Many hoped that the murder of Ms Everard would be a watershed moment in terms of protecting women from sexual violence. But the situation in London has worsened since then, with the number of recorded sexual offences increasing dramatically; they rose from a rolling annual total of 18,608 in March 2021, the month Ms Everard was abducted, to 23,647 in December last year. The rolling 12-month figure for reported rapes increased from 7,479 in March to 8,740 in December, an increase of almost 17%. That’s one every hour, on average, and it hardly suggests that the police in London are effective when it comes to protecting women.

Some observers always doubted whether Dick was the right candidate for the top job. They pointed to her role in a disastrous counterterrorism operation in 2005 that ended in the death of an innocent Brazilian electrician, Jean Charles de Menezes. Dick was cleared of any blame but she was in charge of the operation, a circumstance some believed would block any ambition she had to lead the Met.

In 2014 Dick sanctioned Operation Midland, an investigation prompted by the outlandish claims of a man called Carl Beech. He claimed to have been a child victim of a VIP paedophile ring operating in Westminster. Beech falsely accused a series of public figures before his lies were exposed and he was himself sent to prison for perverting the course of justice. Officers were so taken in by Beech’s claims that they encouraged him to repeat them on TV, his identity disguised as “Nick”. Dick was in charge of supervising the detective who publicly described Beech’s allegations as “credible and true”.

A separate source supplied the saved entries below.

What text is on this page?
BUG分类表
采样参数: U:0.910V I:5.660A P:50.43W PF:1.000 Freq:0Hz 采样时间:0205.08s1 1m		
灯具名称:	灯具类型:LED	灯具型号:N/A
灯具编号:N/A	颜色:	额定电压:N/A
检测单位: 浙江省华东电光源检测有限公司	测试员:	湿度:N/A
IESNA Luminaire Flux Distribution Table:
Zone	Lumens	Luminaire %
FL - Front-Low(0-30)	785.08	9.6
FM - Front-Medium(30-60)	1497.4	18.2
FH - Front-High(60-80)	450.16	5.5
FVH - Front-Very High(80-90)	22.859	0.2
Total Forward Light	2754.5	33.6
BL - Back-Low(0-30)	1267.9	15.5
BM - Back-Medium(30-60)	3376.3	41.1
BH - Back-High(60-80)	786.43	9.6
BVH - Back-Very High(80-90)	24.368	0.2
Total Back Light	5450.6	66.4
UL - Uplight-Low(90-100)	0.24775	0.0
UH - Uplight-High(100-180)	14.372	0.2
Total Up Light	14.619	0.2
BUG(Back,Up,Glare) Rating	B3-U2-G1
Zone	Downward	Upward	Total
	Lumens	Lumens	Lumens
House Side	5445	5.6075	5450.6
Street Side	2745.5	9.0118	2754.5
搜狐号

In 2016, Sir Richard Henriques published a damning report on Operation Midland that identified 43 failings by detectives who spent 16 months and more than £2m pursuing Beech’s allegations. Dick’s response to the criticism came in 2018, when she reversed the Met’s policy of believing individuals who report a rape. No one had ever suggested that complaints should not be investigated thoroughly or that detectives should rush a male fantasist into a TV studio before carrying out basic checks on his credibility. But it’s women who have suffered as the bad old days of scepticism have returned, with almost two-thirds of rape cases in London now ending in victim withdrawal.

Despite all this, politicians fell over themselves to praise Dick’s credentials when she got the top job. “Cressida’s skills and insight will ensure the Metropolitan police adapt to the changing patterns of crime in the 21st century and continue to keep communities safe across London and the UK,” declared the then Home Secretary, Amber Rudd. No one was more fulsome than Khan: “This is a historic day for London and a proud day for me as mayor”, he gushed. “It was absolutely essential that we found the best possible person to take the Met forward over the coming years and I am confident that we have succeeded.” Khan’s pronouncements often sound performative, and it’s hard to avoid the conclusion that he was excited by the fact that Dick was not just the first woman but the first lesbian to hold the position.

Last summer, another dark cloud brooded over Dick’s head. It originated from the independent inquiry into the murder of Daniel Morgan, a private investigator axed to death in a pub car park in 1987. No one has ever been convicted of the killing, and the Met had previously admitted that corruption undermined the original investigation. The inquiry panel described the force as “institutionally corrupt” and criticised serving officers including Dick, who was accused of obstructing its work and causing delays that added further distress to Morgan’s family. Dick apologised to the family but denied the accusation and insisted, to no one’s surprise, that she was not going to resign.

Whether either of the inquiries currently under way will force Dick out is impossible to predict, given that she refuses to resign almost as often as Boris Johnson. But Londoners deserve better, and there is a bitter irony here. The appointment of the first woman Commissioner has been a failed experiment, exposing the urgent need for a Macpherson-style inquiry into misogyny within her own force.